Using cloud API calls, consuming Document Understanding as a service via the programming language of your choice.

DocumentUnderstanding activities

If you're an RPA developer, you can use DocumentUnderstanding.Activities in your cloud projects. Using Document Understanding allows you to handle all data about a document within a single input/output object, named Document Data. Also, Document Understanding activities don't require setting the taxonomy of Document Types, so you can easily leverage out-of-the-box-models.

You can easily setup an automation using some of the following activities, through the Extraction Automation Builder available in Document Understanding, the Marketplace, and Studio Web:

Keep in mind that Document Understanding activities don't support the following capabilities, yet: splitting, training (fine-tuning of models), production/developer tenant support, on-premises support, and multiple extraction methods per Document Type.

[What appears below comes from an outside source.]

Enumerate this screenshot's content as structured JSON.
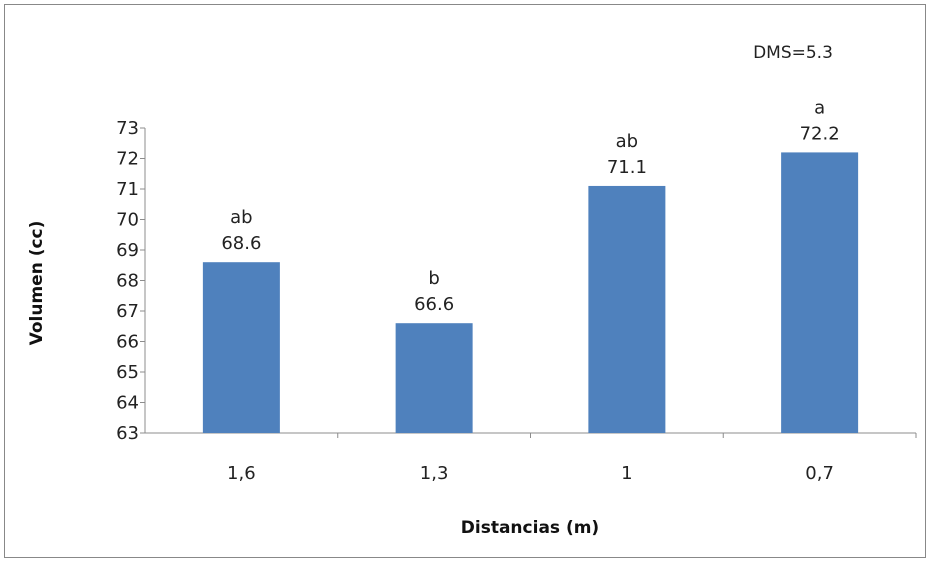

If you start new automation projects that leverage modern projects (created using the Active Learning experience), you can use DocumentUnderstanding.Activities.

Intelligent OCR

As an RPA developer that wants to try the IntelligentOCR package, you can use different extraction and classification models based on your needs. If one model doesn't suit your needs, you can use other extractors or classifiers as a backup option. You can also modify the taxonomy, Document Object Model (DOM), and extraction results using RPA code during runtime.

However, there is a longer learning curve required for using IntelligentOCR, because its flexibility involves complexity, while working with multiple activities and data types.

With IntelligentOCR, you can integrate your own classifier, extractor, or OCR engine. Visit Document Processing Code Samples to check implementation examples.

API calls

You can use API calls as an alternative to the robotic process automation (RPA) approach. API calls allow you to retrieve detailed information about your project, including the extractors and classifiers used, facilitate the use of digitization APIs, classify and extract data from documents using both specialized and generative models, and validate previously digitized, classified, and extracted information.

For consuming the APIs, you can use any programming/scripting language (since the calls are made using HTTP), including RPA.

You can access the APIs via Swagger: In the toolbar of the Document Understanding service, search the REST API dropdown list, and select Framework.